Sunday, March 24, 2019
This is How It Always Is by Laurie Frankel
As a mother, I have often wondered how I would parent a child who was transgender. Would I say the right things? Would I be able to help this child become the person that he or she needed to become? What could I do to protect my child from those who have closed minds? From those who hate? From those who might intend to harm my child?

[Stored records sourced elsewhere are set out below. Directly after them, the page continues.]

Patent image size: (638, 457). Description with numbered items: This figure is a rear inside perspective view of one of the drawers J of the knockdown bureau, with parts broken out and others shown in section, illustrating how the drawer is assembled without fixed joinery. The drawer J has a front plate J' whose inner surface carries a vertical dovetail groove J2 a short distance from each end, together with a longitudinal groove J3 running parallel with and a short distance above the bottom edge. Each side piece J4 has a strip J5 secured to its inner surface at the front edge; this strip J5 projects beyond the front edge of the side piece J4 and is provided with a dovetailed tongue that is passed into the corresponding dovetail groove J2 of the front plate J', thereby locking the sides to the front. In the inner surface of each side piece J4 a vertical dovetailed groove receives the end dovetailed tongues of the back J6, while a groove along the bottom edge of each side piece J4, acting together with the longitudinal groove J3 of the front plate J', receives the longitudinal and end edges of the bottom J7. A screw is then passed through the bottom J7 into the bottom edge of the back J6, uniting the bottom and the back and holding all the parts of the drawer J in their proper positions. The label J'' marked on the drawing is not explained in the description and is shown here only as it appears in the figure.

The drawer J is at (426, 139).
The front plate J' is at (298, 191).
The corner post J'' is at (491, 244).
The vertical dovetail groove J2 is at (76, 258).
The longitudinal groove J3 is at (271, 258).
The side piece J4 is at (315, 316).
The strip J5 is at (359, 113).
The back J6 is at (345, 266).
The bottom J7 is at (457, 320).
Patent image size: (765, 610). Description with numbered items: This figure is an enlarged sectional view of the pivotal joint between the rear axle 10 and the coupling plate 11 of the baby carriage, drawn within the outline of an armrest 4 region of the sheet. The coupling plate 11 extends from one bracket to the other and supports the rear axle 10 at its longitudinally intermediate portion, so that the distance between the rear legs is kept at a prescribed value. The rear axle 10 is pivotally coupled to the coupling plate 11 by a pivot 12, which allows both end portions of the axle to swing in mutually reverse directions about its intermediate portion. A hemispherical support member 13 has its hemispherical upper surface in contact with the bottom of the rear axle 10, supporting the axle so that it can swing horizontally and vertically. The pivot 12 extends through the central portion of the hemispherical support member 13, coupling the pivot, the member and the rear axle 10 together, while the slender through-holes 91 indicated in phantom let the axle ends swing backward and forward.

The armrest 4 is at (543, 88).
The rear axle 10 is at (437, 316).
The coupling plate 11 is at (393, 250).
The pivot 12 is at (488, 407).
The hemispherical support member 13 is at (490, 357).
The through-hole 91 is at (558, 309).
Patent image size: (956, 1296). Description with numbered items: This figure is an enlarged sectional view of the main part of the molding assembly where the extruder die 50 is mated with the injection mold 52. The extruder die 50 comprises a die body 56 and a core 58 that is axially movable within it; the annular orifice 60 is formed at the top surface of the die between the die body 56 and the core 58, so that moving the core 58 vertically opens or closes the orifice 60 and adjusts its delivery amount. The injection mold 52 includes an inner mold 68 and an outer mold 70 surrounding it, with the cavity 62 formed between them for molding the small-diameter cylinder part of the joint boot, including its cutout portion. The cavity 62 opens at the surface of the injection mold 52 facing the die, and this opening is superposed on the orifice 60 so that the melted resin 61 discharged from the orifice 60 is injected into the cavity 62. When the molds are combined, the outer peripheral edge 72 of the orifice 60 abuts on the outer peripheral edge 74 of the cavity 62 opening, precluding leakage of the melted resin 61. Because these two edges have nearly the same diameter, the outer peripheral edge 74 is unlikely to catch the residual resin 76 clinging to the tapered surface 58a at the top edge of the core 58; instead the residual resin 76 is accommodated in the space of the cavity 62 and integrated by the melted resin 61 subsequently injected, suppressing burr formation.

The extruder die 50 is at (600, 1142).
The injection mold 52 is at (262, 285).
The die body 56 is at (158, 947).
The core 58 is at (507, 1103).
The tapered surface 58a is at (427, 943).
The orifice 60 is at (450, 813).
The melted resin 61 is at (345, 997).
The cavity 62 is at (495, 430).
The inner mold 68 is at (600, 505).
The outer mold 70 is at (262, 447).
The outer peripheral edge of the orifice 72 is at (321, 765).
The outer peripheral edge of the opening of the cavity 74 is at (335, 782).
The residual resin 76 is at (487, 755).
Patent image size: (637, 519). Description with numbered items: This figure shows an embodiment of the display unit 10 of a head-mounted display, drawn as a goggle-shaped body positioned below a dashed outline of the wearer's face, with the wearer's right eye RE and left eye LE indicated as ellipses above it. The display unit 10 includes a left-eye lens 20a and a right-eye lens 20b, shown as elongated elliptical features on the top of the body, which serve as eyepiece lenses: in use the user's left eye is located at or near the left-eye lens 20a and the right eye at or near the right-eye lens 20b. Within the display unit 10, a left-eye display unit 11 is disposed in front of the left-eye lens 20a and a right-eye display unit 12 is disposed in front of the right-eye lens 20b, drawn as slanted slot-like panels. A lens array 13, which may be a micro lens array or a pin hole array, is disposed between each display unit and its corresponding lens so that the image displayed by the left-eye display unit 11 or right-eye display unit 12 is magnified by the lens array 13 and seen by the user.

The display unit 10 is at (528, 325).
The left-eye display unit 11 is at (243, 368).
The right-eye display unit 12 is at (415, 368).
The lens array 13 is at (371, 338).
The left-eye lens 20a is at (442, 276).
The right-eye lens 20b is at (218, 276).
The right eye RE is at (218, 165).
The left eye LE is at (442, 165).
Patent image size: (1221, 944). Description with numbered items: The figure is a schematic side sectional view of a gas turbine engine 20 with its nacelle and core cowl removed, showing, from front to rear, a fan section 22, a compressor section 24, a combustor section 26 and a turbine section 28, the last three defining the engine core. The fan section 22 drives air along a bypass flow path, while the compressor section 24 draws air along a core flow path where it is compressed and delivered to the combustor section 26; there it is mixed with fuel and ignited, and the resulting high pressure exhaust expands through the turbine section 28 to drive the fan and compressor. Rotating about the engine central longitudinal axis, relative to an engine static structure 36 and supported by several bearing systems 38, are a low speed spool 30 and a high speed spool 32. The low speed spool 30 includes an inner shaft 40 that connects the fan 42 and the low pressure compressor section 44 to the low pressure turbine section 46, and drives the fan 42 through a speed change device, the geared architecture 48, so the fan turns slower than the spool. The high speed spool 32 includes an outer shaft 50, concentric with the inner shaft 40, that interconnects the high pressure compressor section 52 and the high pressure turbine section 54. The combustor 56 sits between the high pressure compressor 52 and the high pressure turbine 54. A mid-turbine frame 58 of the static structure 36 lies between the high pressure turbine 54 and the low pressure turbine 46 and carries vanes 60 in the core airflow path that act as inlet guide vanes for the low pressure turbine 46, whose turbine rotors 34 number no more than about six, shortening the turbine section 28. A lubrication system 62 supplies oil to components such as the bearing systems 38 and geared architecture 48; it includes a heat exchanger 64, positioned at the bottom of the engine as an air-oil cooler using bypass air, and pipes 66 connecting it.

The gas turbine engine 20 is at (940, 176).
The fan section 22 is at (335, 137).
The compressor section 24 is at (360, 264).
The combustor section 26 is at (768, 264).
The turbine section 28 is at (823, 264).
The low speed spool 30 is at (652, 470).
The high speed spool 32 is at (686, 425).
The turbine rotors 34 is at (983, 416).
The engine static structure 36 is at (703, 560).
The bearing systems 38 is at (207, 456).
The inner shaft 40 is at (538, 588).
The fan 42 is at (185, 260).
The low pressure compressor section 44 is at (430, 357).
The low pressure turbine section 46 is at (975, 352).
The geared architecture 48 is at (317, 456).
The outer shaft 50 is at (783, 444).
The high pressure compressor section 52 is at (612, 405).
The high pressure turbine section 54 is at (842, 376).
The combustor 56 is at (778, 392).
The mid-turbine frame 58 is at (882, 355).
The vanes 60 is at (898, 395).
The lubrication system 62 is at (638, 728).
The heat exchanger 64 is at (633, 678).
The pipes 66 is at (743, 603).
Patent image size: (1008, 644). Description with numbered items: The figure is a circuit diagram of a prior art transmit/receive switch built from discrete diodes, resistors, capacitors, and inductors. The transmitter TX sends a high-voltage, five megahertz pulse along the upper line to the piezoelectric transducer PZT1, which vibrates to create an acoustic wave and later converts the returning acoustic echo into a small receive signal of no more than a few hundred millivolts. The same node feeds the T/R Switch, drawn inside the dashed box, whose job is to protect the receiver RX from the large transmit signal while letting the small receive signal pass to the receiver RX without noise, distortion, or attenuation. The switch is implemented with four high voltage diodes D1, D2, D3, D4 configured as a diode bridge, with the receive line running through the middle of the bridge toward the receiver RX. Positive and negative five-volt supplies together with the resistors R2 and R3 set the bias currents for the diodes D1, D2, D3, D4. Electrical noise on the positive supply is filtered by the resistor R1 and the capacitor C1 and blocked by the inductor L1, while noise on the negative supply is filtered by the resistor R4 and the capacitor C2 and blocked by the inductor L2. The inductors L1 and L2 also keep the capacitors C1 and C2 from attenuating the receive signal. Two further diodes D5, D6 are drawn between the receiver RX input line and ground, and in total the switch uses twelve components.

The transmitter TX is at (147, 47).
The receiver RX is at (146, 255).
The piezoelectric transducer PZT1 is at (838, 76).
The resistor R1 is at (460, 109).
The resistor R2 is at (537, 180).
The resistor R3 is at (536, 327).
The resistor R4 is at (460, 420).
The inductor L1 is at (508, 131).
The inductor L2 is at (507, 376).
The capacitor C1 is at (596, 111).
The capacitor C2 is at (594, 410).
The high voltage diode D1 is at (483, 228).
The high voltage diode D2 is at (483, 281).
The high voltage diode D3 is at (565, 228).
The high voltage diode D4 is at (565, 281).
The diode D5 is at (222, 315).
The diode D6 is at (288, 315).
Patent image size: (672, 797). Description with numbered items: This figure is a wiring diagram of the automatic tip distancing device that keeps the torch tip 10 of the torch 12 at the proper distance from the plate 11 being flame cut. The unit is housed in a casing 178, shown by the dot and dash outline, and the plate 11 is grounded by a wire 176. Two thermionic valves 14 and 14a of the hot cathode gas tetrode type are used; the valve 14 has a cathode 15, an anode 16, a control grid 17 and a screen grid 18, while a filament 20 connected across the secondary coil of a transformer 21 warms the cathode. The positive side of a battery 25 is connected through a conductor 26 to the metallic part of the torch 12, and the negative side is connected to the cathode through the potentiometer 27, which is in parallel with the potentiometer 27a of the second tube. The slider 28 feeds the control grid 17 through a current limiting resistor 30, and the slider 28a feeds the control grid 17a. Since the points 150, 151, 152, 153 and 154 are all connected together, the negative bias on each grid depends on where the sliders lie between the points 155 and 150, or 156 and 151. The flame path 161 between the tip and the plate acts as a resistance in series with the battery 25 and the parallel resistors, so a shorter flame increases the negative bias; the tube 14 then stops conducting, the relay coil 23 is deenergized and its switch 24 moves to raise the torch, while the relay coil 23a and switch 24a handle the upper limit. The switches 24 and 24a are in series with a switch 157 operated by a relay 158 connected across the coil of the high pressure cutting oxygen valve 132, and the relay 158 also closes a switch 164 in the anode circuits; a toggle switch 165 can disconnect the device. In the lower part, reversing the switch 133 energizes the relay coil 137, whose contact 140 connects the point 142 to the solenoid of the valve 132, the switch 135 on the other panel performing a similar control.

Rosie and Penn are the parents of five boys, but from the moment Claude is born, they know that Claude is not typical. Claude is interested in wearing dresses, barrettes, and bikinis in the summer. "Penn knew in his heart that Claude should be who he was." Rosie and Penn decides to let Claude be who he is, and Claude decides that she wants to be known as Poppy and be a girl. Penn and Rosie live in Madison, Wisconsin, and even though the Madison area is pretty open-minded, there were still those who would never understand why Poppy's parents would allow such behavior from a child. "How did you teach your small human that it is what's inside that counts when the truth was everyone was pretty preoccupied with what you put on the outside too?"
After a couple of very scary encounters in Madison, Penn and Rosie decide to leave Madison and move to Seattle so their family will be safe, and they can start anew. But secrets cannot remain secrets forever, and the time comes when their family has to meet their secrets and the pain that those secrets have caused head on.
All around us is intolerance. I see it every day. I hear it in the words of those around me. People share videos and memes on social media. They think their views are black and white, right and wrong. They have no middle. But what this is really about is fear: the fear of change and the unfamiliar. When Rosie travels to Thailand, she meets a transgender who explains how to live in the "middle way." "All is change...The people who do not understand are change. The people who afraid are change. There is no before and no after because change is what is life. You live in change, in in between."
I loved this book. I loved the characters, the poetry of the writing, but mostly, I loved the message. "Dispelling fear. Taming what was scary not by hiding it, not by blocking it or burying it, not by keeping it secret, but by reminding themselves and everyone else, to choose love, choose openness, to think, and be calm. There were more ways than just two, wider possibilities than hidden or betrayed, stalled, or brokenhearted, male or female, right or wrong. Middle ways. Ways beyond."
The suicide rate for transgender children is 41.8% - and that statistic is just from respondents to the survey. (American Academy of Pediatrics) These children feel their families reject them; they endure bullying, and sometimes are the targets of violence. These children do not understand what is happening to them and why they are different from their classmates. When Poppy asks Rosie how to be happy in this life, she tells her, "The real trick is you have to forge your way straight ahead through the trees where there is no path."
What can we do? We can be more tolerant. We can understand that we are not to judge. It's hard growing up, but it's even harder when we have to endure cruelties. In the words of the author, Laurie Frankel, "For my child, for all our children, I want more options, more paths through the woods, wider ranges of normal, and unconditional love." We have love within us. Let's spread that around.